IB/PVV 1999; bedrag verkregen uit gefingeerde transacties is aangemerkt als winst uit aanmerkelijk belang en terecht in het belastbare inkomen van belanghebbende begrepen, welk bedrag is belast naar het tarief van 25 percent als bedoeld in artikel 57a, lid 2, van de Wet IB 1964

Uitspraak

GERECHTSHOF TE 's-GRAVENHAGE

eerste meervoudige belastingkamer

9 mei 2006

nummer BK-04/03243

UITSPRAAK

op het beroep van X te Z tegen de uitspraak van de Inspecteur P, betreffende na te noemen aanslag.

1. Aanslag en bezwaar

1.1. Aan belanghebbende is voor het jaar 1999 een aanslag in de inkomstenbelasting en de premie volksverzekeringen opgelegd naar een belastbaar inkomen van ƒ 554.898.

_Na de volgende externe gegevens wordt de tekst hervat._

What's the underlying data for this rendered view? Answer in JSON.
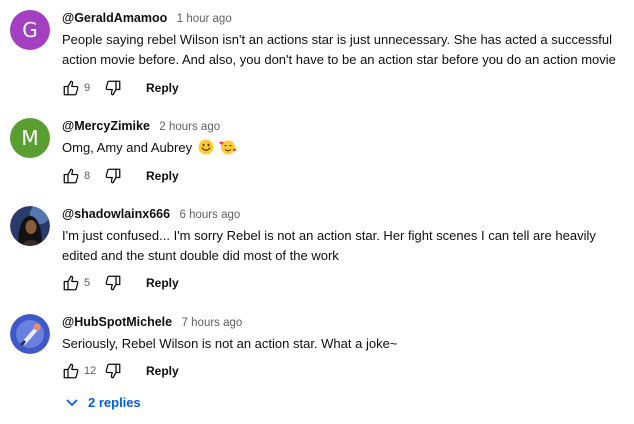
{
  "comments": [
    {
      "avatar_letter": "G",
      "avatar_color": "#a33fc1",
      "author": "@GeraldAmamoo",
      "time": "1 hour ago",
      "text": "People saying rebel Wilson isn't an actions star is just unnecessary. She has acted a successful action movie before. And also, you don't have to be an action star before you do an action movie",
      "likes": "9",
      "reply_label": "Reply"
    },
    {
      "avatar_letter": "M",
      "avatar_color": "#5a9e32",
      "author": "@MercyZimike",
      "time": "2 hours ago",
      "text": "Omg, Amy and Aubrey",
      "emoji_icons": [
        "smiling-face-emoji-icon",
        "smiling-face-with-hearts-emoji-icon"
      ],
      "likes": "8",
      "reply_label": "Reply"
    },
    {
      "avatar_icon": "profile-photo-avatar",
      "author": "@shadowlainx666",
      "time": "6 hours ago",
      "text": "I'm just confused... I'm sorry Rebel is not an action star. Her fight scenes I can tell are heavily edited and the stunt double did most of the work",
      "likes": "5",
      "reply_label": "Reply"
    },
    {
      "avatar_icon": "illustrated-avatar",
      "author": "@HubSpotMichele",
      "time": "7 hours ago",
      "text": "Seriously, Rebel Wilson is not an action star. What a joke~",
      "likes": "12",
      "reply_label": "Reply"
    }
  ],
  "replies_toggle": {
    "label": "2 replies",
    "icon": "chevron-down-icon",
    "color": "#065fd4"
  },
  "icons": {
    "like": "thumb-up-icon",
    "dislike": "thumb-down-icon"
  }
}
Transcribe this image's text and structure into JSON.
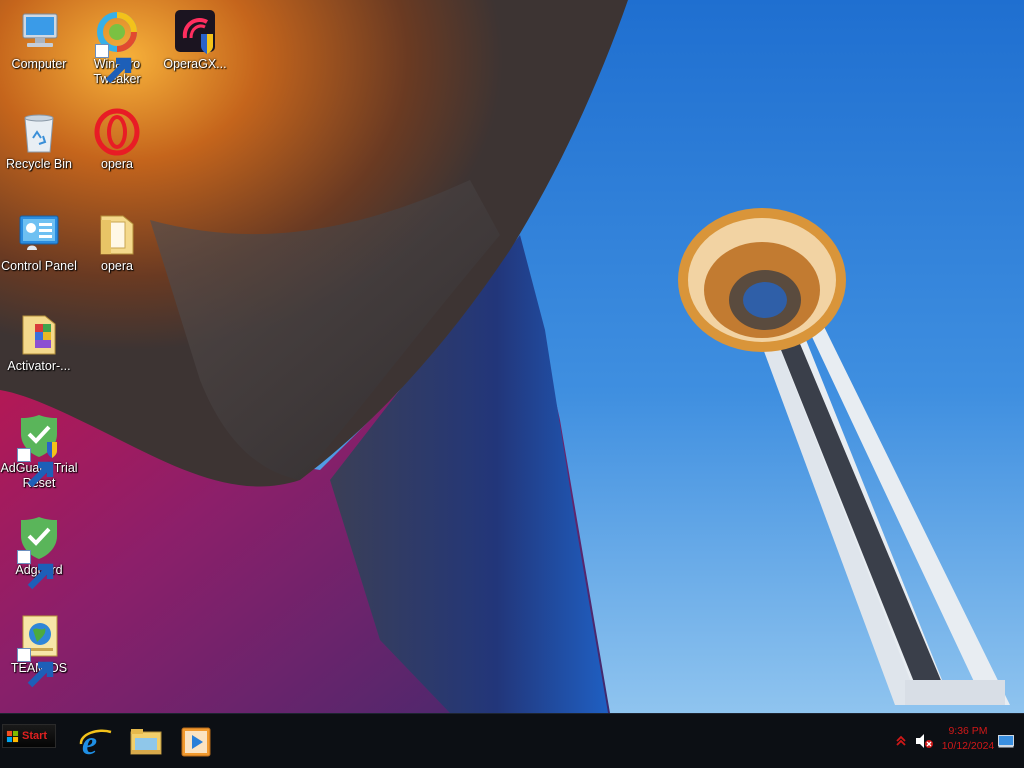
{
  "desktop": {
    "icons": [
      {
        "id": "computer",
        "label": "Computer",
        "icon": "computer-icon",
        "shortcut": false
      },
      {
        "id": "winaero-tweaker",
        "label": "Winaero Tweaker",
        "icon": "winaero-tweaker-icon",
        "shortcut": true
      },
      {
        "id": "operagx-setup",
        "label": "OperaGX...",
        "icon": "operagx-installer-icon",
        "shortcut": false
      },
      {
        "id": "recycle-bin",
        "label": "Recycle Bin",
        "icon": "recycle-bin-icon",
        "shortcut": false
      },
      {
        "id": "opera-browser",
        "label": "opera",
        "icon": "opera-icon",
        "shortcut": false
      },
      {
        "id": "control-panel",
        "label": "Control Panel",
        "icon": "control-panel-icon",
        "shortcut": false
      },
      {
        "id": "opera-folder",
        "label": "opera",
        "icon": "folder-icon",
        "shortcut": false
      },
      {
        "id": "activator-folder",
        "label": "Activator-...",
        "icon": "folder-icon",
        "shortcut": false
      },
      {
        "id": "adguard-trial-reset",
        "label": "AdGuard Trial Reset",
        "icon": "adguard-shield-icon",
        "shortcut": true
      },
      {
        "id": "adguard",
        "label": "Adguard",
        "icon": "adguard-shield-icon",
        "shortcut": true
      },
      {
        "id": "team-os",
        "label": "TEAM OS",
        "icon": "globe-document-icon",
        "shortcut": true
      }
    ]
  },
  "taskbar": {
    "start": {
      "label": "Start",
      "icon": "windows-flag-icon"
    },
    "pinned": [
      {
        "name": "Internet Explorer",
        "icon": "internet-explorer-icon"
      },
      {
        "name": "File Explorer",
        "icon": "file-explorer-icon"
      },
      {
        "name": "Media Player",
        "icon": "media-player-icon"
      }
    ],
    "tray": {
      "chevron_icon": "chevron-up-icon",
      "volume_icon": "volume-muted-icon",
      "time": "9:36 PM",
      "date": "10/12/2024",
      "show_desktop_icon": "show-desktop-icon"
    }
  },
  "colors": {
    "taskbar_bg": "#0c0f14",
    "clock_text": "#d01818",
    "start_label": "#e02020",
    "sky": "#2f7fd6"
  }
}
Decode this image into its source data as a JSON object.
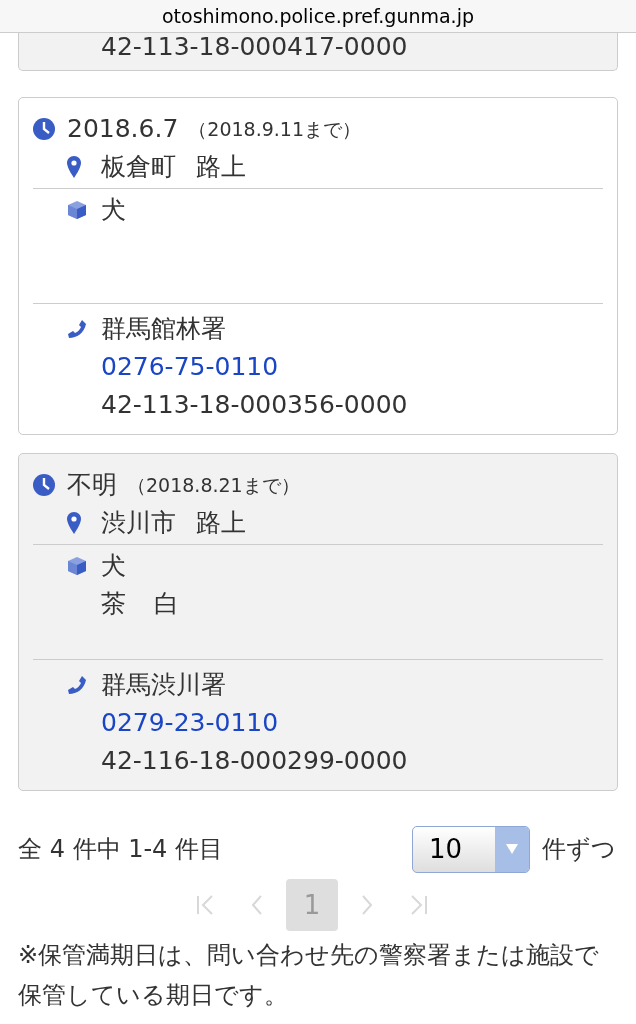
{
  "address_bar": {
    "url": "otoshimono.police.pref.gunma.jp"
  },
  "items": [
    {
      "kind": "partial",
      "shaded": true,
      "receipt_no": "42-113-18-000417-0000"
    },
    {
      "kind": "full",
      "shaded": false,
      "date": "2018.6.7",
      "deadline": "（2018.9.11まで）",
      "place": [
        "板倉町",
        "路上"
      ],
      "details": [
        [
          "犬"
        ]
      ],
      "station": "群馬館林署",
      "phone": "0276-75-0110",
      "receipt_no": "42-113-18-000356-0000"
    },
    {
      "kind": "full",
      "shaded": true,
      "date": "不明",
      "deadline": "（2018.8.21まで）",
      "place": [
        "渋川市",
        "路上"
      ],
      "details": [
        [
          "犬"
        ],
        [
          "茶",
          "白"
        ]
      ],
      "station": "群馬渋川署",
      "phone": "0279-23-0110",
      "receipt_no": "42-116-18-000299-0000"
    }
  ],
  "summary": "全 4 件中 1-4 件目",
  "per_page": {
    "value": "10",
    "suffix": "件ずつ"
  },
  "pager": {
    "nav": [
      {
        "kind": "first",
        "disabled": true
      },
      {
        "kind": "prev",
        "disabled": true
      },
      {
        "kind": "next",
        "disabled": true
      },
      {
        "kind": "last",
        "disabled": true
      }
    ],
    "pages": [
      {
        "label": "1",
        "selected": true
      }
    ]
  },
  "note": "※保管満期日は、問い合わせ先の警察署または施設で保管している期日です。"
}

1.2. Belanghebbende heeft tegen de aanslag bezwaar gemaakt. Bij de bestreden uitspraak is het bezwaar gedeeltelijk gegrond verklaard en is het belastbare inkomen verminderd tot ƒ 481.645.

2. Loop van het geding

2.1. Belanghebbende is van de bovenvermelde uitspraak in beroep gekomen bij het Hof. In verband daarmee is door de griffier een griffierecht geheven van € 37. De Inspecteur heeft een verweerschrift ingediend.

2.2. Voorafgaand aan de zitting heeft de Inspecteur op verzoek van de griffier op 27 maart 2006 per telefax nadere stukken ingediend, waarvan een afschrift dezelfde dag per telefax is doorgezonden aan de gemachtigde van belanghebbende.

2.3. De mondelinge behandeling van de zaak heeft plaatsgehad ter zitting van het Gerechtshof van 28 maart 2006, gehouden te Den Haag. Aldaar zijn beide partijen verschenen. Van het verhandelde ter zitting is een proces-verbaal opgemaakt.

3. Vaststaande feiten

Op grond van de stukken van het geding en het ter zitting verhandelde is, als tussen partijen niet in geschil, dan wel door een van hen gesteld en door de wederpartij niet of onvoldoende weersproken, het volgende komen vast te staan:

3.1. Belanghebbende, geboren in jaartal en gehuwd, bezit tezamen met zijn echtgenote alle aandelen in de besloten vennootschap met beperkte aansprakelijkheid A B.V. Deze vennootschap bezit op haar beurt alle aandelen in de besloten vennootschap met beperkte aansprakelijkheid B B.V. (hierna: de vennootschap). De vennootschap exploiteerde in de jaren 1997 tot en met 2000 een leliekwekerij. Belanghebbende is directeur van de vennootschap.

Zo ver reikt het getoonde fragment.